A leading congressional critic of the threat from radical Islam says the State Department should run visa requests from the Caucasus by Russian intelligence in the wake of the Boston bombings.

Rep. Steve King (R-Iowa) was part of the U.S. delegation that had an unprecedented meeting with Russia's Federal Security Service, the KGB's successor, in Moscow last week. He said Russian officials in the meeting told him that U.S. consular workers never seek out their perspective when considering refugee applications from turbulent Muslim regions such as Chechnya, where the Boston bombing suspects hailed from.

“You would think they would send the inquiry over to the Russians,” King told The Hill. “That doesn't happen.”

Others were skeptical of the Russians' good intentions.

Rep. Steve Cohen (D-Tenn.), who was also on the trip, said he was unsure that having U.S. consular officers seek the FSB's guidance would be very useful.

“Maybe they'd say, yeah, these are bad people,” Cohen told The Hill. “But if they're really bad people, they'd want us to take them... Are they going to tell us, oh this is one you don't want, leave him here?”

Counter-terrorism experts said the State Department should welcome the FSB's help, but doubted the offer's sincerity.

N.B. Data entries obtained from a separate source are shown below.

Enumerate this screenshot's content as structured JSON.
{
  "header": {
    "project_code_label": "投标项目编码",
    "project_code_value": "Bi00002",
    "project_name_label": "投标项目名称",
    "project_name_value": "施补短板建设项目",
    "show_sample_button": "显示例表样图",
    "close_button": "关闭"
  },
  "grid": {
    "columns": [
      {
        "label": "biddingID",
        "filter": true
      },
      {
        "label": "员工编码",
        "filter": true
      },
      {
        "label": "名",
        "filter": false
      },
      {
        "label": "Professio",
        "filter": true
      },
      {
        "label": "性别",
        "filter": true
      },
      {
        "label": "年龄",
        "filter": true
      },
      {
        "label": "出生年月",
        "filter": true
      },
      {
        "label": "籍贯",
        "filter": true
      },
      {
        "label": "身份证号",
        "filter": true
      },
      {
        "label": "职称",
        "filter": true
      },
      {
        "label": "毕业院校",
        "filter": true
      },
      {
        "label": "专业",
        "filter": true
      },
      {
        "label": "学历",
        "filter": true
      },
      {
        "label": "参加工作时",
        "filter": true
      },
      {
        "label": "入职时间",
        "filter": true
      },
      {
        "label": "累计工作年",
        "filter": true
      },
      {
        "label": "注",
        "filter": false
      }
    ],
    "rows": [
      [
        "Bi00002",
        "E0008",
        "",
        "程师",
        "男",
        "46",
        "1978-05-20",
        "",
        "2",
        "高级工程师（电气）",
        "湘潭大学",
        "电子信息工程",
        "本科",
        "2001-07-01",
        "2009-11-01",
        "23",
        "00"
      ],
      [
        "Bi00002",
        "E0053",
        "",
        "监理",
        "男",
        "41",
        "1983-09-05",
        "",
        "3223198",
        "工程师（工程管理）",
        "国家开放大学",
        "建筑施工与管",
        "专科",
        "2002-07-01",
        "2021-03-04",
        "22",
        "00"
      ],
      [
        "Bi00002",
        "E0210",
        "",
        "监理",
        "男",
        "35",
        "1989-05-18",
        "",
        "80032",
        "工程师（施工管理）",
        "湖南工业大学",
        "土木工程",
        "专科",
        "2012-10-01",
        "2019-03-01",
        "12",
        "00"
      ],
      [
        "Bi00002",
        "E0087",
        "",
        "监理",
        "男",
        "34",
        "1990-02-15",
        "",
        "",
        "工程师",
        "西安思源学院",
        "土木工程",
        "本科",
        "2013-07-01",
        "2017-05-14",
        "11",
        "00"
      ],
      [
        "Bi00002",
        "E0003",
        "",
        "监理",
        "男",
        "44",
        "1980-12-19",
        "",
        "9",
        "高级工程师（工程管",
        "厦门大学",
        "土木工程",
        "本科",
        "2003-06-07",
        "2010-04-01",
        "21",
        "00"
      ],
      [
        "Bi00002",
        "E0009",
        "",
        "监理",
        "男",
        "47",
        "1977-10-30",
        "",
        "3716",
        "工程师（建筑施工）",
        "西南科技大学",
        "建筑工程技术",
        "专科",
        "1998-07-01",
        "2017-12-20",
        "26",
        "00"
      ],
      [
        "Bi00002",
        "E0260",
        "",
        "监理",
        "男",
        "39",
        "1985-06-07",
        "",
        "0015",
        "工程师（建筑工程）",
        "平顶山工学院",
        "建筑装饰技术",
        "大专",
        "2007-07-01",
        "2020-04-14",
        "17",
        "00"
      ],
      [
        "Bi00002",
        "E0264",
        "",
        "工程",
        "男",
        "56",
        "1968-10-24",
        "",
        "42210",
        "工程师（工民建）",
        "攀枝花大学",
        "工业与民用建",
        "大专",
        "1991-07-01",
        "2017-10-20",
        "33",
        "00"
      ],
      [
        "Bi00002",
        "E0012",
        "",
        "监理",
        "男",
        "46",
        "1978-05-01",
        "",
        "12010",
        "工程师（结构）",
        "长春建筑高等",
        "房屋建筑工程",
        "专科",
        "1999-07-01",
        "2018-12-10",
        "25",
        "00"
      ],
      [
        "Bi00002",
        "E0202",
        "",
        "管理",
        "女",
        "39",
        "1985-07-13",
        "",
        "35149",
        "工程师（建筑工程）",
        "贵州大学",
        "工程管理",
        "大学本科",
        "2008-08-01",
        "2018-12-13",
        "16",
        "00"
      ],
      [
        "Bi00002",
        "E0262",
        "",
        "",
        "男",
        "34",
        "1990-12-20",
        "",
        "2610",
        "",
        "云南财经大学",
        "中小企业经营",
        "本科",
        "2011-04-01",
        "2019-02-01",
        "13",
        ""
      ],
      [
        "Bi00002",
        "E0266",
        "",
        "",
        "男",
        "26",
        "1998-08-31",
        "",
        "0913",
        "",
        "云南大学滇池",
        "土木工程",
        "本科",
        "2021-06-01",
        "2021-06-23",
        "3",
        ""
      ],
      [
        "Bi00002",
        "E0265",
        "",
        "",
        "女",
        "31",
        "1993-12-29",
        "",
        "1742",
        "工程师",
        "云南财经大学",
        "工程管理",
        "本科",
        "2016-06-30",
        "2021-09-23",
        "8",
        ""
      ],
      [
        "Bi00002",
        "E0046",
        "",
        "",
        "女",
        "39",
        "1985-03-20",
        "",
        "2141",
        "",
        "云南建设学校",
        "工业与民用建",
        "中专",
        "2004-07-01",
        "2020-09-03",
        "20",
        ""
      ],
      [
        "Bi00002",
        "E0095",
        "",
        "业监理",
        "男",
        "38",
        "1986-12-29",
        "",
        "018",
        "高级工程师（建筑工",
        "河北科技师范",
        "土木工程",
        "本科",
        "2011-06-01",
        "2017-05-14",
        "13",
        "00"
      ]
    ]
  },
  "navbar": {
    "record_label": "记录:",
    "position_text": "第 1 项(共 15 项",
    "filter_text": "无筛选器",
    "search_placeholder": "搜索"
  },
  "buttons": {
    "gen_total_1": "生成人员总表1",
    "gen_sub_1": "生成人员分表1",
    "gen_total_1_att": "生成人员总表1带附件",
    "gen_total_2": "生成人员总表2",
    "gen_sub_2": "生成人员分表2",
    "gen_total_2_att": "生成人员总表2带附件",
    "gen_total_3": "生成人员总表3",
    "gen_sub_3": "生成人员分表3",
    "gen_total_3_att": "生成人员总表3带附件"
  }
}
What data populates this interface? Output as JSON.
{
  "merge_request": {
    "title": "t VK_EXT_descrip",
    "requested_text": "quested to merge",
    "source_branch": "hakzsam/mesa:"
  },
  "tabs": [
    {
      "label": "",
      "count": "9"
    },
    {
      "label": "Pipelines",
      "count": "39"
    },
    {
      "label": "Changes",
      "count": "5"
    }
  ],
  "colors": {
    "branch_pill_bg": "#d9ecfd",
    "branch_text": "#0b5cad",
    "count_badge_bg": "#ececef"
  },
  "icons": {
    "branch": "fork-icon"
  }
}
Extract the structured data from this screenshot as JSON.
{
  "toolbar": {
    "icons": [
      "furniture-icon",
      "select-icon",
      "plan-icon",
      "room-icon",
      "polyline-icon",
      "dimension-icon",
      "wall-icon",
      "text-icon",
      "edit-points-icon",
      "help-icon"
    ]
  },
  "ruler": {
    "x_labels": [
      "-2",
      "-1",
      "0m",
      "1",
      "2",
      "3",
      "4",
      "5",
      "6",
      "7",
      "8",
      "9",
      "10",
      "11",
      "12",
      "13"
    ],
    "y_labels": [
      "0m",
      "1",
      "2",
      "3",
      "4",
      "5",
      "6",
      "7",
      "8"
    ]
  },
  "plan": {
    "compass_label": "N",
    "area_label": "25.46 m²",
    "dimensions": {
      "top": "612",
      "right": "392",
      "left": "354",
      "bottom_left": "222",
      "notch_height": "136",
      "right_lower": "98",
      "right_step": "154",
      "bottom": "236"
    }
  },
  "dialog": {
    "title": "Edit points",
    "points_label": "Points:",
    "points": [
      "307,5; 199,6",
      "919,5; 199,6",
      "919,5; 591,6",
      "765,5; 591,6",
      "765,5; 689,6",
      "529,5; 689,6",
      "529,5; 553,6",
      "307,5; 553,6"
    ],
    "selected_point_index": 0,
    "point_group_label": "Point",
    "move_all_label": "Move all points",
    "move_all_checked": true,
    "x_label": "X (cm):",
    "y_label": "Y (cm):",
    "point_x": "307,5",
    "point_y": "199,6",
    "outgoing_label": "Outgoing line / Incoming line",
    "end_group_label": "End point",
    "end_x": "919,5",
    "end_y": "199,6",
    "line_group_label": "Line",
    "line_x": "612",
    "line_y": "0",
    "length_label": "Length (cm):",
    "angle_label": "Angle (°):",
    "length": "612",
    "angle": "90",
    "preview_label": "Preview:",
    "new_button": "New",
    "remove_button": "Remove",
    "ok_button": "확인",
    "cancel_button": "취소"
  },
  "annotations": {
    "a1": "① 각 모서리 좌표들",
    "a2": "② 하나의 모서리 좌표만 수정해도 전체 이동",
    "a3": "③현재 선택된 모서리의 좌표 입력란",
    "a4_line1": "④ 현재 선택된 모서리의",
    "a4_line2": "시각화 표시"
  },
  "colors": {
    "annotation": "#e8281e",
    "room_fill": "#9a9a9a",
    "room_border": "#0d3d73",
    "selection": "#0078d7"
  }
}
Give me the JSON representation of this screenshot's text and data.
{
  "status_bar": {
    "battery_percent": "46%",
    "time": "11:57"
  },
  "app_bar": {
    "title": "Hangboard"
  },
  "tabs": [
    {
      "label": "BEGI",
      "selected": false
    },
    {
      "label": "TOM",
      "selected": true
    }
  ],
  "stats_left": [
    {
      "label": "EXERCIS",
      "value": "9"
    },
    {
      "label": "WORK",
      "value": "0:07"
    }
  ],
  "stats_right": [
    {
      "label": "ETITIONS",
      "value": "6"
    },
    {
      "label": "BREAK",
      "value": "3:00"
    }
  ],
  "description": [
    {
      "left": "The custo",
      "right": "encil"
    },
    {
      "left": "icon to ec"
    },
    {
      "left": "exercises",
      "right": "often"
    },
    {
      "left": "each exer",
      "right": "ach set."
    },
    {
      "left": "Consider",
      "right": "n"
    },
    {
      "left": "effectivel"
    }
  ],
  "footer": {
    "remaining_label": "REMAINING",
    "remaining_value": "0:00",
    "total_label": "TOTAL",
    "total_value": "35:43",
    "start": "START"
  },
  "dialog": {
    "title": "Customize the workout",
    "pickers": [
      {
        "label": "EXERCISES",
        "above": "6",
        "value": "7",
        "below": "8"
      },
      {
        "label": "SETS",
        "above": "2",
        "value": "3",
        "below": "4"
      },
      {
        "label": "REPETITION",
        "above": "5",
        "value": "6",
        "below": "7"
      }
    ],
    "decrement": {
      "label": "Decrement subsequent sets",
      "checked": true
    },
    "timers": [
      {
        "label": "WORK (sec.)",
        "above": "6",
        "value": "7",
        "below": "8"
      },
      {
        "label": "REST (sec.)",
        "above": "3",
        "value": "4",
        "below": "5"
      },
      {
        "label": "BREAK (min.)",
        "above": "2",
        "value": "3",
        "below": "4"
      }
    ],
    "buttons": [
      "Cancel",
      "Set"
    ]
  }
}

“I'd be surprised if the FSB was willing to have a regular working relationship,” said Stewart Baker, the Department of Homeland Security's first assistant Secretary for Policy under President George W. Bush. Baker said he'd be “skeptical” of any information they provided and warned about potential retaliation against refugee applicants, as happened under the old Soviet KGB.

“If they're offering,” he said, “I'm sure DHS [the Department of Homeland Security] and the consular offices would be delighted.”

The State Department says it screens all applicants, but wouldn't go into details. The Russian embassy had no comment.

“The Department of State is committed to ensuring the security of our borders, while facilitating legitimate travel and providing prompt and courteous service,” a State Department official said. “We take seriously that commitment and therefore extensively screen all visa applicants. We have no further comment about this process.”

The U.S.-Russia counter-terrorism relationship is drawing renewed scrutiny after the FSB alleged to the lawmakers that it got no response from the FBI and the CIA after warning the U.S. agencies two years ago about potential links between the Tsarnaev family and Islamist militants. King said the FSB had an interest in being truthful because it's at war with radical Islam, but other lawmakers said they believed the FBI's assertion that it wrote back with follow-up questions and did not hear back.

King said the FSB told the delegation that the suspects' mother was being watched by the Russians before the family got refugee status in 2002. As a result of the new revelations from the FSB, he said, all young men from areas where Islamist militants operate should be flagged.

“We're going to go and look at the number of people who are coming in and getting asylum from nations of interest,” King said. “And then the profile of those persons of interest would just simply be young men coming into the country from nations of interest, and see how many potential terrorists have been imported into the United States under the expectation that there's a background check being done that's not being done.”

Cohen contradicted King's claim that the Russians were watching the Tsarnaevs before they arrived in America.

King went on to say that the FSB told the lawmakers that they had their eye on the Tsarnaevs' mother before the family was granted refugee status in 2002 while living in Kyrgyzstan.

“They were not pods sent here to bomb the Boston marathon,” Cohen said. “That's a movie.”